Deepti Kapoor
- India
- Zu Gast beim ilb: 2016
Deepti Kapoor was born in 1980 in Moradabad, India and grew up in Mumbai, Bahrain and Dehradun. She started studying journalism at the University of New Delhi in 1997 and then obtained a master’s degree in psychology. She worked as a journalist for various newspapers for 10 years. Her first novel »A Bad Character« (2014) caused a stir and was short-listed for the prestigious Prix Médicis étranger. 20-year-old college student Idha lives with her aunt in New Delhi; her mother is dead, her father has moved to Singapore. The young woman – hungry for life, but unhappy, isolated and hemmed in by her aunt – longs to break the conventions of family and society and plunges into exciting, pulsating Delhi. When she meets a mysterious older man, whom she describes as a »wild animal in human clothing«, she discards all reservations and fears and starts an affair with him. Idha describes this partly disturbing and self-destructive relationship like this: »I’m beautiful, he’s ugly.

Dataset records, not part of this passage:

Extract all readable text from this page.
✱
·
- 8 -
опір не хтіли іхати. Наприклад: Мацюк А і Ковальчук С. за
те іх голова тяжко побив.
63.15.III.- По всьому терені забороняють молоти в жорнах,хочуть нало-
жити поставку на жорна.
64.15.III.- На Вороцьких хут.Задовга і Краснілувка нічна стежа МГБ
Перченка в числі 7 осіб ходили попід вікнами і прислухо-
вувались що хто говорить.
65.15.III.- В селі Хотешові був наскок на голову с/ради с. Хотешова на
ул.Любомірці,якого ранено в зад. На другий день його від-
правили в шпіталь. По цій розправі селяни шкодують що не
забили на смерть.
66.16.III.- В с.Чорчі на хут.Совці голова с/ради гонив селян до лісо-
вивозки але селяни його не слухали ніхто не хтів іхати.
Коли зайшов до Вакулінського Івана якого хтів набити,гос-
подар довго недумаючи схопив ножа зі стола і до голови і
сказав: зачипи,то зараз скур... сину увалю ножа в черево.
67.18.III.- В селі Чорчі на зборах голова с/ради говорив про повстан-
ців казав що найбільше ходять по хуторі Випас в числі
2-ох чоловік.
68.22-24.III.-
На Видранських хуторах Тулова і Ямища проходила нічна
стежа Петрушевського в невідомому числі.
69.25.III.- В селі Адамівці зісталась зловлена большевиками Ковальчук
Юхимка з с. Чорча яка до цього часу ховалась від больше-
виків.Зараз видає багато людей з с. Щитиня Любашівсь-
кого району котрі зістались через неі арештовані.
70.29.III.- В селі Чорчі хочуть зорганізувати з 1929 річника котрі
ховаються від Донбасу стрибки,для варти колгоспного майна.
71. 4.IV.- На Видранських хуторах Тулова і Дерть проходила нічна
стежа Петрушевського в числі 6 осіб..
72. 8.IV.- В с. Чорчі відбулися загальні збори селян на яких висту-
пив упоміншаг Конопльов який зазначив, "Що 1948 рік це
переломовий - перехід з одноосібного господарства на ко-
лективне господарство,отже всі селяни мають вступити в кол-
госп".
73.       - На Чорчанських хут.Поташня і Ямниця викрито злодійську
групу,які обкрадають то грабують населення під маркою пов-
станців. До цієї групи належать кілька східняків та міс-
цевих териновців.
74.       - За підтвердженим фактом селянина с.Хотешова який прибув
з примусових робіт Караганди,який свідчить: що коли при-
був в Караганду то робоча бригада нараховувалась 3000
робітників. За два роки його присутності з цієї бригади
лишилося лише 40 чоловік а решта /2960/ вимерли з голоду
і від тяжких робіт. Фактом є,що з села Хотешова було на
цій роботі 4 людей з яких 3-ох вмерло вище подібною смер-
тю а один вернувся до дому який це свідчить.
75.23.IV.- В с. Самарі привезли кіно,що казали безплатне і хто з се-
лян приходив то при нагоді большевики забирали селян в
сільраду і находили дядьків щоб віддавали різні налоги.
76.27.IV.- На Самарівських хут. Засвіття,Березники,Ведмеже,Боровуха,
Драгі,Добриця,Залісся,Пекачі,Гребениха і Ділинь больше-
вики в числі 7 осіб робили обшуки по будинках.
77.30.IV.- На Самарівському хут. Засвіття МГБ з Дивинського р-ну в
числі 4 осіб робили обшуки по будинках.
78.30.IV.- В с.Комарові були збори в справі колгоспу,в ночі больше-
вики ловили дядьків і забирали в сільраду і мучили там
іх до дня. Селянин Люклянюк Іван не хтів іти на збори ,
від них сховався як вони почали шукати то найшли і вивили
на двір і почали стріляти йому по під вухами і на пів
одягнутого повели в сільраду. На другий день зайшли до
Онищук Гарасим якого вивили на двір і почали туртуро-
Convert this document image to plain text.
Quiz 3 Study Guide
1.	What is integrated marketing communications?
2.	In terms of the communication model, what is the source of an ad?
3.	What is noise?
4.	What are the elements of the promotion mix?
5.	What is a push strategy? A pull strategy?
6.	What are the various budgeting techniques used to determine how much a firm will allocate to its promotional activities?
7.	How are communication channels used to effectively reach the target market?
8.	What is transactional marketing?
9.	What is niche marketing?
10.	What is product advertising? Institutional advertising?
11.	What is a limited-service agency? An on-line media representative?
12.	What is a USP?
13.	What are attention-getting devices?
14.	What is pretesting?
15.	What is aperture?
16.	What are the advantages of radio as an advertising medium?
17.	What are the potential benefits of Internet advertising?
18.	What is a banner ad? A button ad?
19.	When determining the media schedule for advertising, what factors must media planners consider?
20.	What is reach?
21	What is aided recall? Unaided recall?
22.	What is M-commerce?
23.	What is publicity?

The secret is: it turns me on.« Idha has intense sexual experiences and takes drugs. The fascination of the man from the Delhi underworld is that he represents everything Idha’s aunt prohibits, despises and fears. In an interview with the Indian newspaper »Mint«, Kapoor stated that Marguerite Duras’ novel »The Lover« influenced her when she was writing it. The minimalist, sober, unsentimental style with which Kapoor describes the experiences of Idha is also reminiscent of Duras. Kapoor uses the intimate story to describe a universal theme: female desire in a restrictive, conservative society. »A Bad Character« is also a Delhi novel, which in raw and yet lyrical words describes a city at the start of the current century. Kapoor describes the metropolis without euphemisms as a stinking, dangerous and brutal Moloch – which yet exudes a great allure. »Delhi is no place for a woman in the darkness, unless she has a man and a car, or a car and a gun,« it says in the novel. For the anthology, »Walking Towards Ourselves: Indian Women Tell Their Stories«, which examines the role of women in the various Indian castes, Kapoor wrote about her grandmother, who was married at 16, already widowed as a young girl and then studied medicine and became a doctor. The author is currently working on her second novel, which will be called »Mother India«.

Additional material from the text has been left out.